I'd have to go buy index cards, buy a printer, figure out how to print on index-card size, and then hold a stack of index cards while I flip through them. I've got Powerpoint on my phone, at that point it would be far simpler to just flip through a PP deck on my phone than to screw around with pieces of paper - and if I'm going to do that, why not just put it up so that I can show charts and images to people?
If you're phone is easier to use for notes then cards or a piece of paper, then obviously you should use your phone.

Charts and images, if you have them may be useful to show your audience, but that's quite a different goal to showing your notes.

The only questions I have are how to solve certain math and physics problems, and there are tutorials and aid centres for that.
Then don't go to lectures, and teach yourself from the book and notes...

But the question of how someone should convey involved information to you, and you to others is still worth exploring.
 
So don't go to lectures if they're not useful to you.

Then don't go to lectures, and teach yourself from the book and notes...

Not all of my lectures had notes like the one in the Amazon meeting though. There's still extra details that the professor speaks about.
 
I don't mind powerpoint, but it has to be used right. The absolutely wrong way to use it is to stand there and read every single bullet point and every single word on the slides that you show. That's bad.. very bad. I'm already sitting there reading the crap, I don't need another voice reading the same thing as me. Expand on your points, or go home. The powerpoint shoudl be a summary of your presentation, no more.

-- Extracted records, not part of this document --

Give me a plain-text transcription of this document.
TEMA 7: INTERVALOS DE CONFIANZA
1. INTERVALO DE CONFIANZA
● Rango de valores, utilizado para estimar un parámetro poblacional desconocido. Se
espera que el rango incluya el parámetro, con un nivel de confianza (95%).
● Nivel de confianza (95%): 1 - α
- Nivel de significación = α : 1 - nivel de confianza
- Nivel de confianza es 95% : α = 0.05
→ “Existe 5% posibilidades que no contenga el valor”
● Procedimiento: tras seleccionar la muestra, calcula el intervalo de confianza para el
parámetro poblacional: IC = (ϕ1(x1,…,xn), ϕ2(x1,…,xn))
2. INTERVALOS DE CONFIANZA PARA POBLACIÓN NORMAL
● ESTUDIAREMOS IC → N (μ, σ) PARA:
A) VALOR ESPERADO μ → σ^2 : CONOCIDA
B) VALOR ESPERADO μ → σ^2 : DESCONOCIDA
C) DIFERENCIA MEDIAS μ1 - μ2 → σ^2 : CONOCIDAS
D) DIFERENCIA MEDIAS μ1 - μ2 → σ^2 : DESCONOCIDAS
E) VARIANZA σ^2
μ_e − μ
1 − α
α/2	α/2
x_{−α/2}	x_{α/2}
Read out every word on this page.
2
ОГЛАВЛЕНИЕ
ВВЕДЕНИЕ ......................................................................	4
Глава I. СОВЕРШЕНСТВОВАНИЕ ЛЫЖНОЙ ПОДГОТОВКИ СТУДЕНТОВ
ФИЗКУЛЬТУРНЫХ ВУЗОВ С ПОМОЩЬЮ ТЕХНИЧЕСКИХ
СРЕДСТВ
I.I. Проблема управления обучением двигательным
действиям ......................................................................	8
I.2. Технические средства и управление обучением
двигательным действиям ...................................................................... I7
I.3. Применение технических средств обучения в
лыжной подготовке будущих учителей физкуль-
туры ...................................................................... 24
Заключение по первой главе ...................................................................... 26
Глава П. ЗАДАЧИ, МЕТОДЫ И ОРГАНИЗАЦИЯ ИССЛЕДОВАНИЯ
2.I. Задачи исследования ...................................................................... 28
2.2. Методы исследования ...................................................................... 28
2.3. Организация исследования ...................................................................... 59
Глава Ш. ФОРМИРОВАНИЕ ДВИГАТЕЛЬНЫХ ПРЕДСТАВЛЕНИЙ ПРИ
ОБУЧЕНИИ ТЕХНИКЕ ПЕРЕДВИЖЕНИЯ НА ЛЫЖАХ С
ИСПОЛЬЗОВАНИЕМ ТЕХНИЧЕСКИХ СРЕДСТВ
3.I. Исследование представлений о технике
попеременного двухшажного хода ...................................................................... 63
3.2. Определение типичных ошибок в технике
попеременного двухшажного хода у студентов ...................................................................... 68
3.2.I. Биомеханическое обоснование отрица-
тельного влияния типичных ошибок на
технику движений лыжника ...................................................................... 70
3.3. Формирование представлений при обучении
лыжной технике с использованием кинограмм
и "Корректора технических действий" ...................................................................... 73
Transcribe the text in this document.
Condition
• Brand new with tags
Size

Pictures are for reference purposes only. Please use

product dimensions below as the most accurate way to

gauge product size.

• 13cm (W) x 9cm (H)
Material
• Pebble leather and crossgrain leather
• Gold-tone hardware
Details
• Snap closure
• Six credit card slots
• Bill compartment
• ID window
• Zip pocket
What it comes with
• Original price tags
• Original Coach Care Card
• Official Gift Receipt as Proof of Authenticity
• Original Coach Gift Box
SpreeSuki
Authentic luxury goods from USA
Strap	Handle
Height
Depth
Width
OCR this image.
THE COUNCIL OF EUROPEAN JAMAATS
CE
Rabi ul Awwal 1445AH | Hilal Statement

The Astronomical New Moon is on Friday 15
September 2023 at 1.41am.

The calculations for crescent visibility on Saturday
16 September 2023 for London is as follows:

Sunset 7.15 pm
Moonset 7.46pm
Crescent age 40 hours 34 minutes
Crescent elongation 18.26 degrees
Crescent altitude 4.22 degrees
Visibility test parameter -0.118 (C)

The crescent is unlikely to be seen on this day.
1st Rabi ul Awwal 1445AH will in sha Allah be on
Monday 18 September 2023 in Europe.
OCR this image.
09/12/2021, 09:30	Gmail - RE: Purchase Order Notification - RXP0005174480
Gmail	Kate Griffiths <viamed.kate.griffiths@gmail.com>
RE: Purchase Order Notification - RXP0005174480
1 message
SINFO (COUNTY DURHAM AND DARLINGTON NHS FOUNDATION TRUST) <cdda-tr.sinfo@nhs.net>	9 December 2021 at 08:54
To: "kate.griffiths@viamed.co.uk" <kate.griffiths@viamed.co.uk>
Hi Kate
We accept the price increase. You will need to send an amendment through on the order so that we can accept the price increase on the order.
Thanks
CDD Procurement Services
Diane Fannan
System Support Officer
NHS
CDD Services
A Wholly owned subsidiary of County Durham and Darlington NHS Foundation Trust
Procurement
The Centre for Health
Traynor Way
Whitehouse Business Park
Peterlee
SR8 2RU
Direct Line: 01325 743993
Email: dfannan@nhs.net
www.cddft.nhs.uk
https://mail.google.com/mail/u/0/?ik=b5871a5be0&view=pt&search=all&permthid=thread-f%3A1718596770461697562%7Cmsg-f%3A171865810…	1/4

If your'e just going to read the whole thing and that's it, we don't really need you there, now do we?

:goodjob:

I didn't vote "Powerpoint is fine" because too often it's this absolute wrong way. Sometimes, there are good Powerpoint presentations.

On the other hand, this Amazon method sounds dreadful. If a memo is the best way of addressing something, just send out a memo in the first place! If people aren't reading it and they need to, you either need to (a) do a better job of communicating why they need to read it or (b) hire more people for the job, if it's because they really don't have enough time.

More generally it seems like the issue is choosing the right method of communication. If you've got a problem with executives interrupting excessively, and it's not just that they always do that no matter what (in which case it's probably a flaw of the executives), maybe instead of a Powerpoint with a medium-sized audience you should have had a small, all-talking-plus-perhaps-a-few-demos meeting with just a couple members of the team and a couple executives. One type of meeting doesn't work for all tasks. The best time for Powerpoint is generally explaining something to a decent-sized audience that isn't particularly familiar with the topic at hand.

This is based on my experience with meetings; not any formal theories.